With strong empirical support confirming the efficacy of PE and treatment guidelines for PTSD identifying exposure as a critical component of treatment (Ballenger et al., 2004), it is critical to identify ways in which exposure-based treatment can be easily disseminated and utilized by treatment providers. Despite experts in the area of PTSD addressing and dispelling myths regarding PE (Feeny, Hembree, & Zoellner, 2003) and evidence verifying the trainability and acceptability of PE to treatment providers (Foa et al., 2005), many providers remain hesitant. If having patients approach trauma-related reminders and recount trauma memory is effective, then why not have patients do this? Clearly, understanding and addressing therapist reluctance is critical. Intuitively, probably one the biggest barriers may be “fear of fear” on the part of the therapist. That is, when working with a trauma survivor who has undergone a horrific event or series of events, the last thing a therapist may want to do is to be the cause of further distress or discomfort. Yet, the fears and the memories are an everyday part of the trauma survivor’s life and approaching them rather than avoiding them may be one of the best ways to help the trauma survivor through the recovery process. Ultimately, better understanding and addressing of therapist reluctance and increased training in empirically supported principles and treatments, such as PE, are necessary for assuring high standards of care for trauma survivors with chronic PTSD.
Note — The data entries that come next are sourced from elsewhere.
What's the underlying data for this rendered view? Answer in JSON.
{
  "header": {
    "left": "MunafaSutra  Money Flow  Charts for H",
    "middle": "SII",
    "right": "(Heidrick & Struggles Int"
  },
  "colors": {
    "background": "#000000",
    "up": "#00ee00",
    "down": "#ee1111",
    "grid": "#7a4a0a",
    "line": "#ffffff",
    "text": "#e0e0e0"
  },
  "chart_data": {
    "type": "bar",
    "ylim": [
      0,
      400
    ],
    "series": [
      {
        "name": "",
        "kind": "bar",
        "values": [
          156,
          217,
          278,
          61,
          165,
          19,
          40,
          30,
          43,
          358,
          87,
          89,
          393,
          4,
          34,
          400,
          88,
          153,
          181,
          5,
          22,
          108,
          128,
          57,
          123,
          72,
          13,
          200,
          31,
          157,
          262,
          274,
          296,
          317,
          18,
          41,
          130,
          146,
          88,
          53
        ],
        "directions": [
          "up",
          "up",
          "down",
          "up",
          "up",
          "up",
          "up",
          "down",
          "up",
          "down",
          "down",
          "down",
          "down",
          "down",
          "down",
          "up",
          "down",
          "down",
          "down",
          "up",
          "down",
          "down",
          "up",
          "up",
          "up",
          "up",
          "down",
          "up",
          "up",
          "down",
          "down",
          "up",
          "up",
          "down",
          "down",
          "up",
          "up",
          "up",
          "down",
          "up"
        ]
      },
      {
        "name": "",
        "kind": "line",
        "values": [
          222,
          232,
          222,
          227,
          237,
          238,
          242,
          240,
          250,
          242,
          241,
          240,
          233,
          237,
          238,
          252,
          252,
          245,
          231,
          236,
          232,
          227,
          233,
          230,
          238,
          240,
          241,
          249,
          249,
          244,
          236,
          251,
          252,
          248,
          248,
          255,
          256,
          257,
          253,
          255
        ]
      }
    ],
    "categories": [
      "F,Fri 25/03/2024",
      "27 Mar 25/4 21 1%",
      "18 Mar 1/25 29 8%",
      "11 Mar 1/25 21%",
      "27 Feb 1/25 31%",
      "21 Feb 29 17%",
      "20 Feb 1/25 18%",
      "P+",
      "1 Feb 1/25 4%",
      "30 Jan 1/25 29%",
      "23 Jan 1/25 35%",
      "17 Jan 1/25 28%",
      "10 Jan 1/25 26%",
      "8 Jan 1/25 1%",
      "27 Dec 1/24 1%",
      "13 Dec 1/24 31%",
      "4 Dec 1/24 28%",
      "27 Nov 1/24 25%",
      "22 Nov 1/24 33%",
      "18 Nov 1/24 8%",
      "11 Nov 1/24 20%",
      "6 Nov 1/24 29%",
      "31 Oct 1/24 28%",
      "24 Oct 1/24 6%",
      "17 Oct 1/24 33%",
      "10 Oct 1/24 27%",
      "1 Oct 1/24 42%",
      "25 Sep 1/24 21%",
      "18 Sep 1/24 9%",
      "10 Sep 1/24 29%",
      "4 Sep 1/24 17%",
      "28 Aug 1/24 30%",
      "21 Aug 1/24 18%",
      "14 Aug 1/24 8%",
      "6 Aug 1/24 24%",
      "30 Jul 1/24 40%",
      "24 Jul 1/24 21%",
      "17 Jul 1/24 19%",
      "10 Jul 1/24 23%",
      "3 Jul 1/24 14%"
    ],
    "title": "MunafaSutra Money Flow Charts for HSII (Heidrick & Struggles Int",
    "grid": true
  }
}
Many questions remain to be addressed. Dismantling and augmentation studies are in their infancy. It remains to be seen if all components of PE are necessary for optimal symptom reduction or when and how PE can be best augmented. Particularly, within the area of imaginal exposure, little empirical work guides clinical decision making surrounding issues such as: what form of imaginal exposure is most beneficial (e.g., talking about the memory, writing about the memory, recounting the memory in imagination), what duration of exposure is most beneficial (e.g., how long within and across sessions), what components are most necessary for fear reduction (e.g., engagement, vividness), and how active and present the therapist should be during the exposure. Further work is also needed in identifying predictors of worse or poor treatment outcome and dropout. From this work, good guidelines regarding treatment contraindications and more strategic treatment augmentation packages may be developed. Finally, a key domain that needs further exploration is the applicability of PE across different ethnic groups and cultures. In the wake of recent large-scale disasters across the world, the need for such knowledge is crucial. Prolonged exposure is clearly an effective and efficacious treatment for PTSD. Answering these above questions will only make our practice, our research guidelines, and our standards of care better.